Procaine hydrochloride is a pharmaceutical medication belonging to the aminoester group of local anesthetics. German chemist Alfred Einhorn first synthesized the drug as a safer anesthetic alternative to cocaine due to its side effect profile, patenting Procaine hydrochloride under the trade name “Novocain,” and even today, Procaine hydrochloride is often labeled generically as “novocaine” in some parts of the world. Historically, Procaine hydrochloride has been used for local, regional, and neuraxial anesthesia via local infiltration, peripheral nerve blockade, and intrathecal injection. Since its development, however, newer local anesthetics such as lidocaine, bupivacaine, and mepivacaine have largely supplanted the use of Procaine hydrochloride in everyday practice.

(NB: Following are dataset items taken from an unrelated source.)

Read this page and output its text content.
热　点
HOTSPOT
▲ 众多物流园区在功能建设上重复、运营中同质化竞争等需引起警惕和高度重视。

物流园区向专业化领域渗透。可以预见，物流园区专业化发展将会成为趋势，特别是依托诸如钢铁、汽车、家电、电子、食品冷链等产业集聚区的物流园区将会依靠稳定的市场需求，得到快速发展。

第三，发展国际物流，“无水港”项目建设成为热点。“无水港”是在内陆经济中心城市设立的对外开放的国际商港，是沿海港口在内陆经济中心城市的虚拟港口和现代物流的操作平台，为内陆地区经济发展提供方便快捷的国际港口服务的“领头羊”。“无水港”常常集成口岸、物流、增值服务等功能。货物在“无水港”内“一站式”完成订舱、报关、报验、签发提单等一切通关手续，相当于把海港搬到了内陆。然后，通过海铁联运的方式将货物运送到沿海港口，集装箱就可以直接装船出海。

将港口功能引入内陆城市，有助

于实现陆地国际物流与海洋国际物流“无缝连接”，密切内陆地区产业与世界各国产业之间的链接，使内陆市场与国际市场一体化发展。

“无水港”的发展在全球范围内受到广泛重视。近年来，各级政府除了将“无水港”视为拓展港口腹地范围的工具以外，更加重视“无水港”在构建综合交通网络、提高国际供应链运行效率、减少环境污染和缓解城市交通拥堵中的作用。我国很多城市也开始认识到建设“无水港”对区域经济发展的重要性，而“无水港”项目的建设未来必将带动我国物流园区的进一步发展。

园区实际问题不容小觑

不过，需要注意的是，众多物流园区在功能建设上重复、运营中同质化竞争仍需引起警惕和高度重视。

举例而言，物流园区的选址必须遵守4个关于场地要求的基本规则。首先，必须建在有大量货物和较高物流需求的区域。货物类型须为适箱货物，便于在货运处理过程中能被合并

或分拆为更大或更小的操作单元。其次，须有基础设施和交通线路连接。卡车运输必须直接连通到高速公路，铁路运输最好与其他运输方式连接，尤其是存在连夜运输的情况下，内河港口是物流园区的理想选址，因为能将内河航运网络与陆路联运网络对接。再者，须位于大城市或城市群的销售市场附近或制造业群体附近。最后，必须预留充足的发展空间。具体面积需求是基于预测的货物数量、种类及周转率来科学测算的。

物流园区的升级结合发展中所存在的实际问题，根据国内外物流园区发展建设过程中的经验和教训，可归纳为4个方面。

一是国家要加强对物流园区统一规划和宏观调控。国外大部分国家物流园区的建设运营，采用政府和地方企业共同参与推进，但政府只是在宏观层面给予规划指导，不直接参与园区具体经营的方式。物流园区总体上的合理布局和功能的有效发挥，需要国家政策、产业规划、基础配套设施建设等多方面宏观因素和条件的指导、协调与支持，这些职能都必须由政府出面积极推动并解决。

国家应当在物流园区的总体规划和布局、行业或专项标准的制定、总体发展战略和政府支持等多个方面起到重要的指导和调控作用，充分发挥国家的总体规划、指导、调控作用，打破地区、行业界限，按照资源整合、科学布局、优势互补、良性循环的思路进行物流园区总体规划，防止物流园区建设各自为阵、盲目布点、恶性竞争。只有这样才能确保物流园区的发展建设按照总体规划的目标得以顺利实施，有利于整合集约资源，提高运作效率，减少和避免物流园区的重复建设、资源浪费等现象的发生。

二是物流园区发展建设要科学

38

Between 1946 and 1956, Ana Aslan described a significant number of Procaine hydrochloride beneficial actions exerted on cellular functions and metabolism, following long-term treatment in low doses, highlighting its “rejuvenating” effects, and developed Gerovital H3 (GH3)—an original Procaine hydrochloride-based pharmaceutical formulation. Due to these findings, Procaine hydrochloride which was known only for its anesthetic properties became one of the most disputed medical developments of the sixties and seventies in the field of “anti-aging” therapy. Procaine hydrochloride is part of the history of medicine and gerontoprophylaxis, an old-timer of clinical practice, but still a molecule with great potential which continues to reveal new biological and pharmacological effects within novel experimental approaches. [1]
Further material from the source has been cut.